NON-ORTHODOX JEWS do not hesitate to carry money on the Sabbath. Therefore there is no need for “a liberal Jewish posture” in this matter. The only type of permission to carry money that would be convincing to an Orthodox man would be that which is based firmly on Orthodox law. Let us, therefore, consider the strict Halacha on the question as to whether a man may carry money on the Sabbath if that act is likely to save his life in case he is held up.

First of all, there is no question that the carrying of money is forbidden on the Sabbath. (See Maimonides, Yad, Sabbath 25:6 and Orah Hayyim 301:33.) The reason for the prohibition is not directly Biblical but is based upon the rabbinical concept of muktsa. There are numerous types of muktsa. The one that applies here is the muktsa prohibition to handle such objects as are normally used to perform the type of work which is prohibited on the Sabbath. Since, therefore, it is prohibited to do business on the Sabbath, and money is considered to be specifically “set aside” (muktsa) as an instrument for doing business, money may not be handled or carried on the Sabbath.

However, it is to be noted that in this very matter of carrying money on the Sabbath, there are some grounds for leniency. Isserles, in his note to the law in the Shulchan Aruch (Orah Hayyim 301:33), says: “Many permit the carrying of money on the Sabbath if one is afraid that if he leaves the money in his lodging, his money will be stolen.” There are some discussions in the commentators as to whether the money should be sewn in the garments or carried loose. But be that as it may, Isserles says: Nohagin l’hokel (“It is customary to be lenient in this matter”).

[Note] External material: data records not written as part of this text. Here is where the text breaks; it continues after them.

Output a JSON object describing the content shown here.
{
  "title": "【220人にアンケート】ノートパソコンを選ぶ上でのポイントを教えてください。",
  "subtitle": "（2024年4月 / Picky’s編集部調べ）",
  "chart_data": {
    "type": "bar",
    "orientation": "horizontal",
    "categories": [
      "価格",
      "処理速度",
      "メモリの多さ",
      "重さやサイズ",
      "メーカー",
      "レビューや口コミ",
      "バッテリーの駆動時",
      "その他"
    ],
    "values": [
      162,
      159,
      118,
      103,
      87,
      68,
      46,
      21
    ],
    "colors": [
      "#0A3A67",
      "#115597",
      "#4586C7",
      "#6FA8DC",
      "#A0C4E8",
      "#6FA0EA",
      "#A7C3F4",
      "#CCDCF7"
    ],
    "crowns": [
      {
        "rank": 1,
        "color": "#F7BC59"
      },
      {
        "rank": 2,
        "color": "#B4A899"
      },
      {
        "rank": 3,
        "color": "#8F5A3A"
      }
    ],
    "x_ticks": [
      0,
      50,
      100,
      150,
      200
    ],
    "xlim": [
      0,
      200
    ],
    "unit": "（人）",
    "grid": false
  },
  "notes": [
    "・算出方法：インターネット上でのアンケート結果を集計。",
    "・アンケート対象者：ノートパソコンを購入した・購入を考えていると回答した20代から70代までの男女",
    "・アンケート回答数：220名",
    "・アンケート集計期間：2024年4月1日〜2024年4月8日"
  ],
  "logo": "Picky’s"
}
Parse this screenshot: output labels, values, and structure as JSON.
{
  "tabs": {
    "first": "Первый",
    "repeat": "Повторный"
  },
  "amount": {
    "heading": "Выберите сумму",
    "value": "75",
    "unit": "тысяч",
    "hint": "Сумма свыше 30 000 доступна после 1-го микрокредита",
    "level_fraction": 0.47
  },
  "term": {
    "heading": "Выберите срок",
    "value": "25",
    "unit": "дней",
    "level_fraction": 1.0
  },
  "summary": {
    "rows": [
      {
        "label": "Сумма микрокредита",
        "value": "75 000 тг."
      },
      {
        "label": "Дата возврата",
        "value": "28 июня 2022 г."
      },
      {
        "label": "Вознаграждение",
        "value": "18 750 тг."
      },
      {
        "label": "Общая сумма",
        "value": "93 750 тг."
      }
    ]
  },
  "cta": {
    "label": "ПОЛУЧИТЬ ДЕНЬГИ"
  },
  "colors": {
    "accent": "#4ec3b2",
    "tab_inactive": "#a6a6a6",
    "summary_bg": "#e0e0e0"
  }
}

Now, our problem here is primarily how to persuade the pious old man to carry the money for his safety’s sake. Therefore one could well argue with him as follows: Since it is permitted to carry the money in order to save the money from being stolen, should it not be permitted to carry the money to save one’s life from danger from injury or death? Of course, this is, in a way, the reverse of what Isserles permits. He permits the money to be carried on the Sabbath in order that it not be stolen, and we here would permit it to be carried on the Sabbath in order that it could be stolen. However, as we have said, danger to health or even life is more important than safeguarding the money.

Further discussion of this problem should also consider the laws of healing the sick on the Sabbath. If a person is dangerously sick, all Sabbath laws must be set aside completely. This applies not only to the secondary Sabbath laws like muktsa, the carrying of money, but also the strict Biblical laws, such as lighting fires, etc. (Yad, Sabbath 2:1 and Orah Hayyim 328, 329). Furthermore, this violating of the Sabbath for the sick must not be done surreptitiously but openly by adults and men of standing (Orah Hayyim 328:12 based on Yoma 84b).

Yet actually there are provisions in the law much more relevant to our question than the fact that money may be carried to save it, or that a dangerously sick person may be saved by means which are in violation of Sabbath laws. The important and the direct law in this case is the law of pikuach nefesh, direct danger to life from accident, fire, violence. The law, as stated in the Talmud (Yoma 84b), and as codified in the Shulchan Aruch 329:1, 2, is clear and forthright. It is as follows: “All danger to life sets aside the Sabbath, and whoever is most active [in violating the Sabbath to save life], he is most praiseworthy.” Mugging is clearly a source of danger to life, and if a life can be saved by carrying money, which is based only on the laws of muktsa, then certainly one is to be praised who can save a life by this violation.

Of course, it can be argued that we do not know whether the man might be mugged at all, or if mugged, whether or not the mugger would kill him. However, the law is also clear that when there is such danger of violence to life, we do not stop to count the probabilities. Thus, for example, if a wall falls, and if we think that someone is buried under it, but we really do not know whether or not a person is there under the ruins, though we suspect that he may be, or we do not know whether he is already dead or perhaps still alive, we must simply take for granted that there is danger of accidental death, and we dig into the ruined heap on the Sabbath (Orah Hayyim 329:2). This mugging situation is so frequent, especially in certain neighborhoods, that we may not stop to count the probabilities. We assume that the danger is present; and just as we are in duty bound to violate the Sabbath to save an endangered life, so the endangered person is equally in duty bound to save his own.

Maimonides, in his discussion of saving life on the Sabbath, cites the verse in Leviticus 18:5: “My statutes and ordinances which a man should do and live by” (Yad, Sabbath 2:3). To this he adds the Talmudic amplification: “live by but not die by.” This amplification of the Biblical verse is derived from the Talmud (Yoma 85b) where, in the discussion of saving a man from danger, one scholar says: “Violate one Sabbath in his behalf that he may live to observe many Sabbaths.” Clearly, then, it is a man’s duty to save the lives of others regardless of whether the action involves violating the Sabbath. In fact, the law is that if we see a man attacked on the Sabbath, we may even prepare or use weapons to defend him, even if such actions are forbidden on the Sabbath (Yad, Hil. Sabbath 2:24). Obviously, too, just as a man is in duty bound to violate the Sabbath in order to save others, so a man is clearly in duty bound to save himself if he can. If, for example, a wall fell upon a person, we must, as mentioned above, remove the debris on the Sabbath to save him; so too, certainly, if the man is only half-covered by the debris and has the strength to struggle, he is in duty bound to remove rocks and stones and dirt (on the Sabbath) in order to save himself.

The old man and those like him are actually in duty bound to violate the Sabbath (by carrying money) or even to carry some repellent, such as mace or the like, if this is likely to save him, as the Talmud says, “to observe many Sabbaths.”